Later that year the Hillsboro Jaycees announced they would provide further improvements to the park starting in 1977. There project would start with the installation of $5,500 in play equipment in March, and later add park benches, picnic tables, fire pits, a picnic shelter, and restrooms. The soccer field opened in 1978, as did the picnic shelter and playground.

In August 1984, the park was the site of several soccer matches between West German youth soccer team TSU Reichenbach and a team made up of Hillsboro High School and Glencoe High School players. The Hillsboro teams lost both games against the 18-year-old Germans. The water tower was upgraded in 2005 after issues with the soil had been discovered in 2001 that forced the city to keep the reservoir only half-full.

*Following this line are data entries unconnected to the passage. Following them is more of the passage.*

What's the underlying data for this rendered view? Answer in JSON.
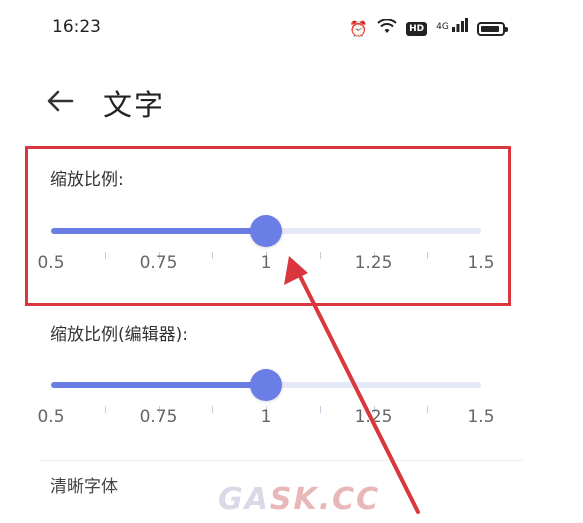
{
  "status_bar": {
    "time": "16:23",
    "icons": [
      "alarm-icon",
      "wifi-icon",
      "hd-icon",
      "signal-4g-icon",
      "battery-icon"
    ],
    "hd_label": "HD",
    "signal_label": "4G"
  },
  "header": {
    "title": "文字",
    "back_icon": "arrow-left-icon"
  },
  "sections": [
    {
      "label": "缩放比例:",
      "value": 1,
      "min": 0.5,
      "max": 1.5,
      "tick_labels": [
        "0.5",
        "0.75",
        "1",
        "1.25",
        "1.5"
      ]
    },
    {
      "label": "缩放比例(编辑器):",
      "value": 1,
      "min": 0.5,
      "max": 1.5,
      "tick_labels": [
        "0.5",
        "0.75",
        "1",
        "1.25",
        "1.5"
      ]
    }
  ],
  "next_item_label": "清晰字体",
  "watermark": {
    "part1": "GA",
    "part2": "SK.CC"
  },
  "colors": {
    "accent": "#6b7ee6",
    "track": "#e5e8f8",
    "annotation": "#d9363e"
  }
}
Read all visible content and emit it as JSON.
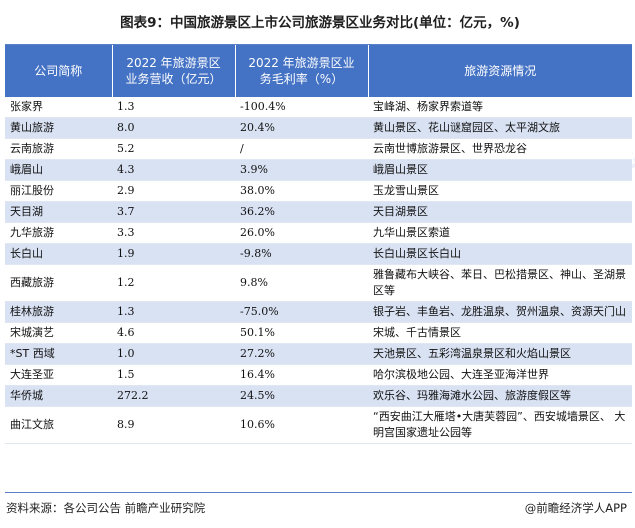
{
  "title": "图表9：中国旅游景区上市公司旅游景区业务对比(单位：亿元，%)",
  "headers": [
    "公司简称",
    "2022 年旅游景区\n业务营收（亿元）",
    "2022 年旅游景区业\n务毛利率（%）",
    "旅游资源情况"
  ],
  "rows": [
    [
      "张家界",
      "1.3",
      "-100.4%",
      "宝峰湖、杨家界索道等"
    ],
    [
      "黄山旅游",
      "8.0",
      "20.4%",
      "黄山景区、花山谜窟园区、太平湖文旅"
    ],
    [
      "云南旅游",
      "5.2",
      "/",
      "云南世博旅游景区、世界恐龙谷"
    ],
    [
      "峨眉山",
      "4.3",
      "3.9%",
      "峨眉山景区"
    ],
    [
      "丽江股份",
      "2.9",
      "38.0%",
      "玉龙雪山景区"
    ],
    [
      "天目湖",
      "3.7",
      "36.2%",
      "天目湖景区"
    ],
    [
      "九华旅游",
      "3.3",
      "26.0%",
      "九华山景区索道"
    ],
    [
      "长白山",
      "1.9",
      "-9.8%",
      "长白山景区长白山"
    ],
    [
      "西藏旅游",
      "1.2",
      "9.8%",
      "雅鲁藏布大峡谷、苯日、巴松措景区、神山、圣湖景区等"
    ],
    [
      "桂林旅游",
      "1.3",
      "-75.0%",
      "银子岩、丰鱼岩、龙胜温泉、贺州温泉、资源天门山"
    ],
    [
      "宋城演艺",
      "4.6",
      "50.1%",
      "宋城、千古情景区"
    ],
    [
      "*ST 西域",
      "1.0",
      "27.2%",
      "天池景区、五彩湾温泉景区和火焰山景区"
    ],
    [
      "大连圣亚",
      "1.5",
      "16.4%",
      "哈尔滨极地公园、大连圣亚海洋世界"
    ],
    [
      "华侨城",
      "272.2",
      "24.5%",
      "欢乐谷、玛雅海滩水公园、旅游度假区等"
    ],
    [
      "曲江文旅",
      "8.9",
      "10.6%",
      "“西安曲江大雁塔•大唐芙蓉园”、西安城墙景区、 大明宫国家遗址公园等"
    ]
  ],
  "footer": {
    "source": "资料来源：各公司公告 前瞻产业研究院",
    "brand": "@前瞻经济学人APP"
  },
  "watermark": "前瞻产业研究院",
  "colors": {
    "header_bg": "#4472c4",
    "stripe": "#d9e2f3"
  }
}
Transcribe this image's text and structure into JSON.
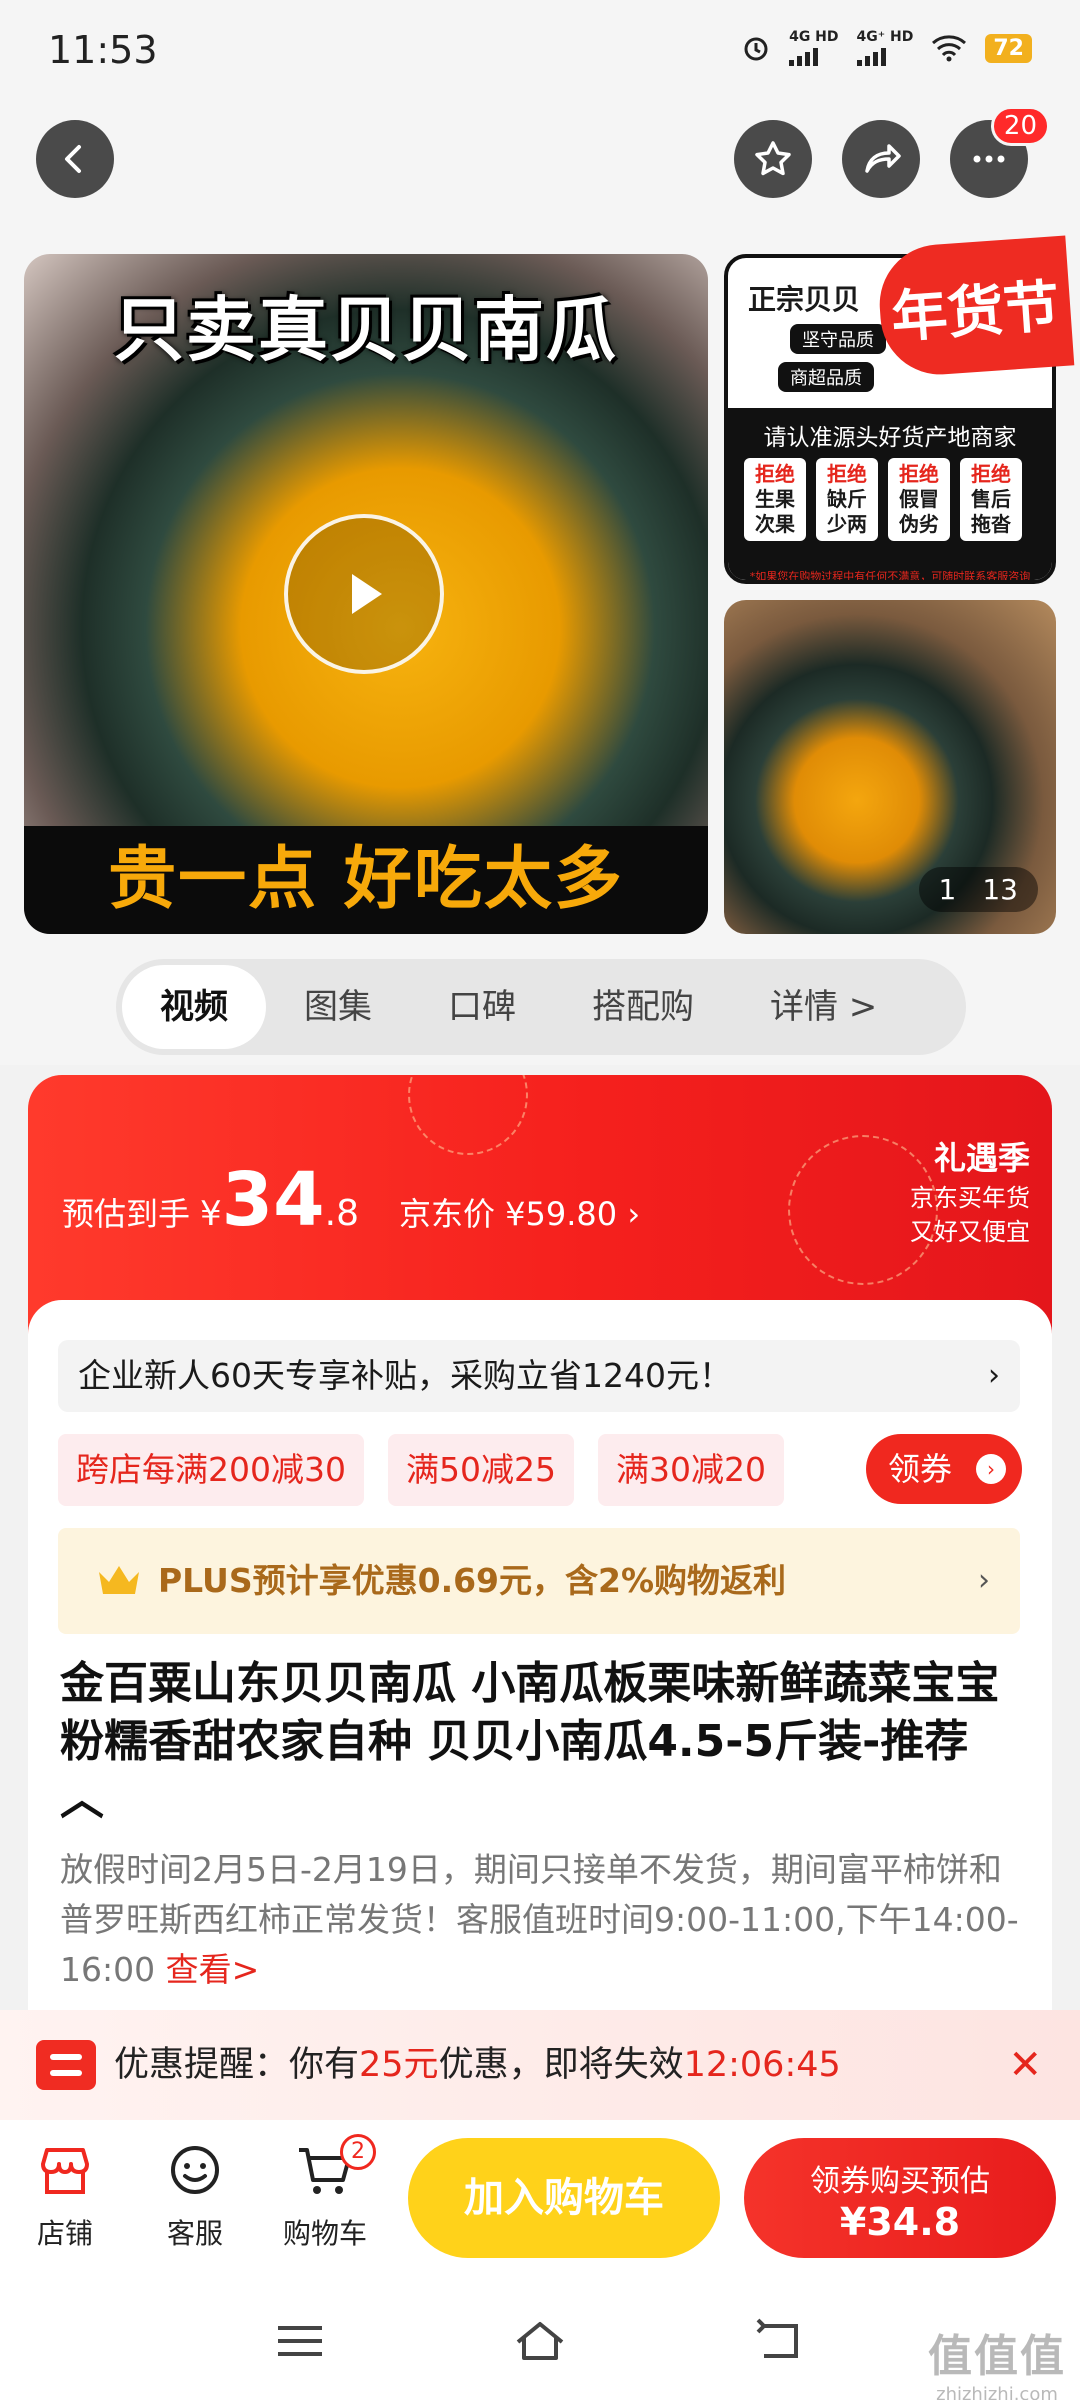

A 13-year-old boy was attacked with a metal pole by a 12-year-old at the park in August 2008 after two other teenagers talked the perpetrator into attacking the other boy. The Parks and Recreation Department began upgrades to the park in October 2009, paid for in part by a federal grant. Renovations included new playground equipment, a new bathroom, and landscape improvements. In 2010, the city announced the temporary fire station at the park would be closed after a new one was built at the nearby Hillsboro Airport.

==Amenities==
Bicentennial Park is a 4.4 acre neighborhood park in the middle of Hillsboro. Features include a single soccer field, restrooms, a picnic shelter and picnic tables, paved walking paths, park benches, and a children's playground. The playground includes a climbing boulder similar to one at Orchard Park, on the other side of the city. The signature large, green water reservoir is 150 ft in diameter and has a capacity of 6000000 USgal. The park does not have off-street parking, but does include large oak trees along the southern end of property.